Zo ging het al eeuwen, en hoewel Germaine zich geen enkele illusie maakte, dat de God in wie zij te geloven had gekregen het allemaal zo voorbeschikt had, je leefde nu eenmaal, moest dus werken tot de nieuwe generatie het overnam en met een beetje geluk beleefde je dan een redelijk onbezorgde oude dag, daar kwam leven immers op neer.

Het ging niet zo. Ja, Alain vond zijn boerendochter, Marise, een spichtige jonge vrouw met een strakke mond en een loensend oog, en zeker: getrouwd zou er worden. Maar waar zou het paar wonen? Harde onderhandelingen volgden. De moeder van de bruidegom kon haar zoon op de boerderij niet missen. De vader van de bruid, die geen zonen had, kon op zijn eigen boerderij een sterke jonge schoonzoon goed gebruiken. En Marise verdomde het om behalve met haar man en nog te produceren kinderen ook nog eens te moeten samenwonen met – lees: tot hun dood zorgen voor – schoonmama, haar wereldvreemde zuster en door de oorlog eenzelvig geworden broer. Resultaat: Alain zou een nieuw appartement aan de oude boerderij bouwen, daarna werd er getrouwd en trok Marise bij hem in, en hij zou zijn werkkracht verdelen tussen de twee boerderijen: boven en beneden, in het dal.

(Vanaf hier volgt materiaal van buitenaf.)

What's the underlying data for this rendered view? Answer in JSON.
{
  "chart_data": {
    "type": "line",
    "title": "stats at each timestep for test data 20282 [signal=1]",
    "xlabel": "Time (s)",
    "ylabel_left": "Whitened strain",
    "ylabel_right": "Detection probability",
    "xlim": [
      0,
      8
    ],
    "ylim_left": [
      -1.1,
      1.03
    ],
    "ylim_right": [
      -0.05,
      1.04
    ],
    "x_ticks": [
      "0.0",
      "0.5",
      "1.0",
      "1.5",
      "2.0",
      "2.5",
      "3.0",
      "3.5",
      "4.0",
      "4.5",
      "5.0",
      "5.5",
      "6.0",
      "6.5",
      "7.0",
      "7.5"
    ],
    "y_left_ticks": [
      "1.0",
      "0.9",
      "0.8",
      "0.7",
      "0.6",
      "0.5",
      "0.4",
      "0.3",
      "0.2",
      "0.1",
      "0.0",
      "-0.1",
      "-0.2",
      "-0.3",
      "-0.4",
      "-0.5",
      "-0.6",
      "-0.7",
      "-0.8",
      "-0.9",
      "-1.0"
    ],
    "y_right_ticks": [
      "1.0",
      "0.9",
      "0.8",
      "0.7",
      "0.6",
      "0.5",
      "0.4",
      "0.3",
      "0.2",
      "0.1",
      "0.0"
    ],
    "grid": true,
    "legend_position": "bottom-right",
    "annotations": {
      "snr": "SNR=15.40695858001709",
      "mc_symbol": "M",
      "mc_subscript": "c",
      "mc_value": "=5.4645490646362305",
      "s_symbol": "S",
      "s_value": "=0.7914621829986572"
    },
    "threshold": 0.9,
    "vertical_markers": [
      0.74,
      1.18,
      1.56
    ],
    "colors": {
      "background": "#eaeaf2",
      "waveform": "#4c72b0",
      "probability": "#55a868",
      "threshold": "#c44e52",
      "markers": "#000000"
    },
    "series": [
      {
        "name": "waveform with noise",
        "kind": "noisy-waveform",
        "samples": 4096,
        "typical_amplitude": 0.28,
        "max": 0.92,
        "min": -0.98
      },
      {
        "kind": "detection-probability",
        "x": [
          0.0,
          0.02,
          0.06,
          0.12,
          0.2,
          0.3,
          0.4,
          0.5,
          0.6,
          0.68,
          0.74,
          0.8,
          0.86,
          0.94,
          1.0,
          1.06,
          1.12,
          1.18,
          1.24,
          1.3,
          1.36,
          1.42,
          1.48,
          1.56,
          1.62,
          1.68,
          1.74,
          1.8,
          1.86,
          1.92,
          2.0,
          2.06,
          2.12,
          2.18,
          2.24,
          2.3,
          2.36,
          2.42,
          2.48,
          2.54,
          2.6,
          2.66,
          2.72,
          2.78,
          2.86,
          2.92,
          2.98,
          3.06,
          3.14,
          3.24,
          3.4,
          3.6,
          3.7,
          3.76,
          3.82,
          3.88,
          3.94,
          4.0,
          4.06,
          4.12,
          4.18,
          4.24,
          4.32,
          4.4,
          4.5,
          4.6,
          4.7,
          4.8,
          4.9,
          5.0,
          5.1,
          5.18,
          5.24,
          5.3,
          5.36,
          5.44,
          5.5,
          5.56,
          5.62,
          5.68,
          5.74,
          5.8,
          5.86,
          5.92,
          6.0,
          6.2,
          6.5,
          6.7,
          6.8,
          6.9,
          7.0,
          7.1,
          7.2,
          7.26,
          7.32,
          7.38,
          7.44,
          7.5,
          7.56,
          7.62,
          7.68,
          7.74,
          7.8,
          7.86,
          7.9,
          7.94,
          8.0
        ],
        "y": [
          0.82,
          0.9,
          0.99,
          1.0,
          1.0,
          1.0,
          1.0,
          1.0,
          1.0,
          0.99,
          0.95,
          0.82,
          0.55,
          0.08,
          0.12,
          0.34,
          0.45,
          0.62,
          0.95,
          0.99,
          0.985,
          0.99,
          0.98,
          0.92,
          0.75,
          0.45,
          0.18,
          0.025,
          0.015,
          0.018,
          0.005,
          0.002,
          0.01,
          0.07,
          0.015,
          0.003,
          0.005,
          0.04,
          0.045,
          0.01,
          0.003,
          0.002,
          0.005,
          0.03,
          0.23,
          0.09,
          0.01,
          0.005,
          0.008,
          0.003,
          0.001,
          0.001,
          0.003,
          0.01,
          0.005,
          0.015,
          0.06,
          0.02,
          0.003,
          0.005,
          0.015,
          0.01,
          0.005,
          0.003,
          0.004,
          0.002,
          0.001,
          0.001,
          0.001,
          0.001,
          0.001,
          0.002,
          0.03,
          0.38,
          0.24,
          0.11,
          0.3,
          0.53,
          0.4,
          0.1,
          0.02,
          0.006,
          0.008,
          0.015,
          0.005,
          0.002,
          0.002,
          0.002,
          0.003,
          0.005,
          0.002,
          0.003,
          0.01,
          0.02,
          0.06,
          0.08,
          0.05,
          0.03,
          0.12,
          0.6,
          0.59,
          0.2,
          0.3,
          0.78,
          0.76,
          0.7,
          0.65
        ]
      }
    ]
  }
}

Het nieuwe appartement bijna gereed, werd er inderdaad getrouwd, er was een kind op komst, een dochter. En toen het gereed wás, verdomde Marise het alsnog om boven te komen leven. Sindsdien verdeelde Alain niet slechts zijn werkkracht maar ook zijn leven tussen boven en beneden: hij verdomde het zijn moeder in de steek te laten. Onmin groeide tussen de jonge echtelieden, maar voordat zij uit elkaar gingen kwam er nog wel een tweede dochter. Toen stierf, omstreeks haar tiende, het oudste dochtertje onder nooit geheel opgehelderde omstandigheden. De buren zeiden het mij raadselachtig zo: ‘de natuur verstaat heel goed wanneer zij niet gewenst wordt’ en deden er het zwijgen toe.

Vanaf dat moment, zo omstreeks 1980, voltrok zich in Alain Chastan binnen enkele jaren de metamorfose van man in de kracht van zijn leven die hem wel eens raken kon, in die van een rabiate alcoholist. Hij bleef zijn moeder trouw, en werkte nog wel, maar nergens anders nog vreugde in zoekend dan, vergeefs, in vele liters pastis en nog meer liters rode wijn. En andere handen op de boerderij die altijd het vrouwenwerk hadden gedaan, zoals van de nu naar de 70 lopende Germaine, waren er niet want Marie voerde nooit iets uit, mogelijk uit misplaatste jaloezie jegens haar zusje die tenminste nog één keer in haar leven wél gevrijd had. Halverwege de jaren negentig stierf Erneste, ruim 80. En Alain dronk door. Totdat hij, na eens op het erf dronken op zijn tractor tegen een muur tot stilstand gekomen en eraf gevallen te zijn, om pas na geruime tijd te worden gevonden omdat men afkwam op het ongebruikelijk regelmatig geronk van de motor, van de artsen te horen kreeg dat zijn lever onherstelbaar beschadigd was en hij binnen enkele maanden sterven zou indien hij ook nog maar één glas dronk. Dat hielp; hij was een wrak geworden maar herwon iets van zijn oude kracht – wat zijn intussen ruim 80-jarige moeder behoorlijk te stade kwam. Hij leefde nog eens jaar of zeven, voordat hij in november 2007 stierf in zijn slaap, 66 jaar oud.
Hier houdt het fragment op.